Untuk diketahui, pada Agustus 2023, impor batu bara China memecahkan rekor bulanan tertinggi sepanjang masa dengan capaian 44 juta ton. Akan tetapi, pemesanan batu bara dari Indonesia justru anjlok.
Data terbaru Bea Cukai China menunjukkan pengapalan batu bara RI ke China pada bulan lalu hanya 5,89 juta ton, melorot ke peringkat keempat sebagai negara pemasok energi fosil terbesar ke Negeri Panda.
Biasanya, Indonesia merupakan penyuplai batu bara terbesar China. Namun, bulan lalu impor emas hitam Beijing rupanya lebih didominasi oleh Rusia dengan 9,96 juta ton, Mongolia 6,84 juta ton, dan Australia 6,69 juta ton.

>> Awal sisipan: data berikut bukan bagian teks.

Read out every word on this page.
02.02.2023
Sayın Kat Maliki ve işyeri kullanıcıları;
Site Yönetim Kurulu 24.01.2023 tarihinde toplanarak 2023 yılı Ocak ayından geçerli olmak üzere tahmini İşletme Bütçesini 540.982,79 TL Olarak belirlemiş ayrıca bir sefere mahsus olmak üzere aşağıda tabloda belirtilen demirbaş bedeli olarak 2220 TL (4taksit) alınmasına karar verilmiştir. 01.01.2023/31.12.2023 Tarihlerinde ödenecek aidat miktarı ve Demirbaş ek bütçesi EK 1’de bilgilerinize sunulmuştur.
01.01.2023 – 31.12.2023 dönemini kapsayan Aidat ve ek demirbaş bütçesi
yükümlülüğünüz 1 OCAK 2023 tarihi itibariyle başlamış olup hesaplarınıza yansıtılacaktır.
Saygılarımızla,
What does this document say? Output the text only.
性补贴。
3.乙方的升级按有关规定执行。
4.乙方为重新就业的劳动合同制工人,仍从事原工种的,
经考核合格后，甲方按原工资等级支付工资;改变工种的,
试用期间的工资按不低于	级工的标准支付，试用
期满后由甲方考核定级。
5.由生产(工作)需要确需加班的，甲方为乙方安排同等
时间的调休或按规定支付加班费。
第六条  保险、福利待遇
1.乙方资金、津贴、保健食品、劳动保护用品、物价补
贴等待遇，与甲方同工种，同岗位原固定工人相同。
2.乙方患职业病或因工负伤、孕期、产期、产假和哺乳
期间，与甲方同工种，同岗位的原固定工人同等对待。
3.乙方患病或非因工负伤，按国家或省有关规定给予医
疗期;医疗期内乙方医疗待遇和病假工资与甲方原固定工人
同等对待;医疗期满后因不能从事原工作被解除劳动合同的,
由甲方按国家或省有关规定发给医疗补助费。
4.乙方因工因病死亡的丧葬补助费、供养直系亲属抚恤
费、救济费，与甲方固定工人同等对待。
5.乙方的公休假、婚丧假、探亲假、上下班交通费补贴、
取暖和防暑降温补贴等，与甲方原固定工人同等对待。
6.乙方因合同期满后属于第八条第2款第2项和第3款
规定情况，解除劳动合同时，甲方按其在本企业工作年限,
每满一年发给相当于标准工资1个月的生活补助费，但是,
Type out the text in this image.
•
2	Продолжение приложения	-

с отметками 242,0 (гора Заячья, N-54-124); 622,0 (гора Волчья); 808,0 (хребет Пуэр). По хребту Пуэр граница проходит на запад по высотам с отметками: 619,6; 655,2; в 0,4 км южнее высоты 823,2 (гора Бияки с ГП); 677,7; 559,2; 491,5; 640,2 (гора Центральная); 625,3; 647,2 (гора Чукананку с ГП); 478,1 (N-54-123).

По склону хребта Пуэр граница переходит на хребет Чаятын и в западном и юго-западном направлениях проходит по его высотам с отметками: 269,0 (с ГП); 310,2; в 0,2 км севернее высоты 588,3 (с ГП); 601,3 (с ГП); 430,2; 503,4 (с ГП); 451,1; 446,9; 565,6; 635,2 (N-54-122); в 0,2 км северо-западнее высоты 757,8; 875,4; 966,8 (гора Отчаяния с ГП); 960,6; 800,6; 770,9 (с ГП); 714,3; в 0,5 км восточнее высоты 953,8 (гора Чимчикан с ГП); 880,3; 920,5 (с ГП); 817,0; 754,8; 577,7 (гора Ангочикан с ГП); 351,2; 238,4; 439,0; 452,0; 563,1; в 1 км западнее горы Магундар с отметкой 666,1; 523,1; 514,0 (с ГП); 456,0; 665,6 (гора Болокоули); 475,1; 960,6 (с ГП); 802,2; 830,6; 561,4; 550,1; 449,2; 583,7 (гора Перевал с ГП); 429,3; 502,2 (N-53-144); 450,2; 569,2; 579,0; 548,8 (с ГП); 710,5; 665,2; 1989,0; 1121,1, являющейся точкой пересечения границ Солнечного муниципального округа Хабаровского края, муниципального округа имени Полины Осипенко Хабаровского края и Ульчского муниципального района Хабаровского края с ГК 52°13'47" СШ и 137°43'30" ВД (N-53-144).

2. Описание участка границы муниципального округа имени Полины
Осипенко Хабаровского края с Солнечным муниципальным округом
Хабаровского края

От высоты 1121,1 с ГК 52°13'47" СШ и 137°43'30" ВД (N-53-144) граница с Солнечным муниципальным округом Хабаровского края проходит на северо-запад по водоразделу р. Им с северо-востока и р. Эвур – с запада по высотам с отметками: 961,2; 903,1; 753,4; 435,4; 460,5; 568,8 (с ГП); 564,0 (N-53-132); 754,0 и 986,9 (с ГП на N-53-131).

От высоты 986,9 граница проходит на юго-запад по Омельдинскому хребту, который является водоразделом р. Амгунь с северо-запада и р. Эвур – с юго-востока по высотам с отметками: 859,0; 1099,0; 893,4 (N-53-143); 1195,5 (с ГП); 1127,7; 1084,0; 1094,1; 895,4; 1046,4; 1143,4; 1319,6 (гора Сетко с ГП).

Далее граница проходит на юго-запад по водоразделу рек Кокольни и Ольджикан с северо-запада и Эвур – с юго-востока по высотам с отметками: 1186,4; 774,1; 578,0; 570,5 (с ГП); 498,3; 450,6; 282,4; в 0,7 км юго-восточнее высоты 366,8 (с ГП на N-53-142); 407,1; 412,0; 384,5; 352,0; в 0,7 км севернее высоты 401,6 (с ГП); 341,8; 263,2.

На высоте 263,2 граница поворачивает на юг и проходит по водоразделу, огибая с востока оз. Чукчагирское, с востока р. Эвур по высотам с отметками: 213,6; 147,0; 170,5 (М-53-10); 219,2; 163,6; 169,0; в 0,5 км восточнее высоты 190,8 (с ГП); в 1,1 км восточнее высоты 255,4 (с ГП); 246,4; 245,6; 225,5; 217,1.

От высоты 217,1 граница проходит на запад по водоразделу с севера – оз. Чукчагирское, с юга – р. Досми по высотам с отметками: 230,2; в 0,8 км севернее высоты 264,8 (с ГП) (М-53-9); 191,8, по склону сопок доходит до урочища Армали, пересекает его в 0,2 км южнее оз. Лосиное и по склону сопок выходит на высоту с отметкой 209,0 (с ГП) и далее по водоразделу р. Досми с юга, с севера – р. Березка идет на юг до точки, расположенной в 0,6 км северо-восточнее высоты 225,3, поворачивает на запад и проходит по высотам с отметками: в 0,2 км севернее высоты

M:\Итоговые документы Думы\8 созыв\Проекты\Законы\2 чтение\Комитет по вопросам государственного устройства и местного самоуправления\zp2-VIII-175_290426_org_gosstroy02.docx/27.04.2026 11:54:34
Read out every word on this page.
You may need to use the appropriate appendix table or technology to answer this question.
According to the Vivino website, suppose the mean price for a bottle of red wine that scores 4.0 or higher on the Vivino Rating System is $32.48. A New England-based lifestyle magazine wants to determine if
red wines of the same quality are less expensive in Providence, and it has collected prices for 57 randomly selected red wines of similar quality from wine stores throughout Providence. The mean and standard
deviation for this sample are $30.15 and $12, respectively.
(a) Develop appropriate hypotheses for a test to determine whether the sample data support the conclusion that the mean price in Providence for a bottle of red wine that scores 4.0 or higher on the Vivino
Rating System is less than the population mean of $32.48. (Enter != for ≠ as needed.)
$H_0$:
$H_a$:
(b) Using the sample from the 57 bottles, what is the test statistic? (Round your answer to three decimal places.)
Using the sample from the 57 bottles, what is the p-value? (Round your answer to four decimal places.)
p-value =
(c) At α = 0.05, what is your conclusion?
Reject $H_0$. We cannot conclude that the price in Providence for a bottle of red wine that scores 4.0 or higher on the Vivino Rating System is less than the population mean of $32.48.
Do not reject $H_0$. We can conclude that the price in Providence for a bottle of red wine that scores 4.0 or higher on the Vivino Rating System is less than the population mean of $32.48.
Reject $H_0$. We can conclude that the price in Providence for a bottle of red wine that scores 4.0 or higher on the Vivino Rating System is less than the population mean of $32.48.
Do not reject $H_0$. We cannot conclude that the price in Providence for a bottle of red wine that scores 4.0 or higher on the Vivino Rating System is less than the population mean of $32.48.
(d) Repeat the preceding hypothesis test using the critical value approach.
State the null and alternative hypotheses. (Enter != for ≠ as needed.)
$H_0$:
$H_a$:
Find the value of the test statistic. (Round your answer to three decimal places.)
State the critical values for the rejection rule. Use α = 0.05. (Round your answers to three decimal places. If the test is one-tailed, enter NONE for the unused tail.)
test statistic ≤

“Pengiriman batu bara Rusia dan Australia mengambil alih pangsa pasar dari eksportir terbesar China, yaitu Indonesia, pada tahun ini,” kata Amy Xu, seorang analis di Fenwei Energy Information Service Co., dilansir Bloomberg News, Kamis (21/9/2023).
Ekspor batu bara Rusia ke China juga meningkat setelah invasi ke Ukraina. Moskwa beralih ke sekutu strategisnya untuk menjual komoditas yang dijauhi oleh pembeli lain, seringkali dengan harga diskon.
Secara agregat, impor batu bara China selama delapan bulan pertama meningkat hampir dua kali lipat menjadi 306 juta ton, lebih besar dari yang biasanya diterima negara ini dalam satu tahun penuh.
Citic Securities Co. memperkirakan impor batu bara China sepanjang tahun ini akan meningkat menjadi 400 juta hingga 420 juta ton.
Salah satu penyebab batu bara RI tak lagi dilirik China adalah kualitasnya yang rendah, meski harganya murah. Raksasa Asia Timur itu kini sedang berburu batu bara kualitas tinggi –baik untuk kokas maupun termal– dari Australia dan Rusia, lantaran produksi domestik mereka mengalami penurunan kualitas akibat penambangan berlebihan untuk kebutuhan pembangkit, di tengah ketakutan Presiden Xi Jinping atas risiko krisis kelistrikan.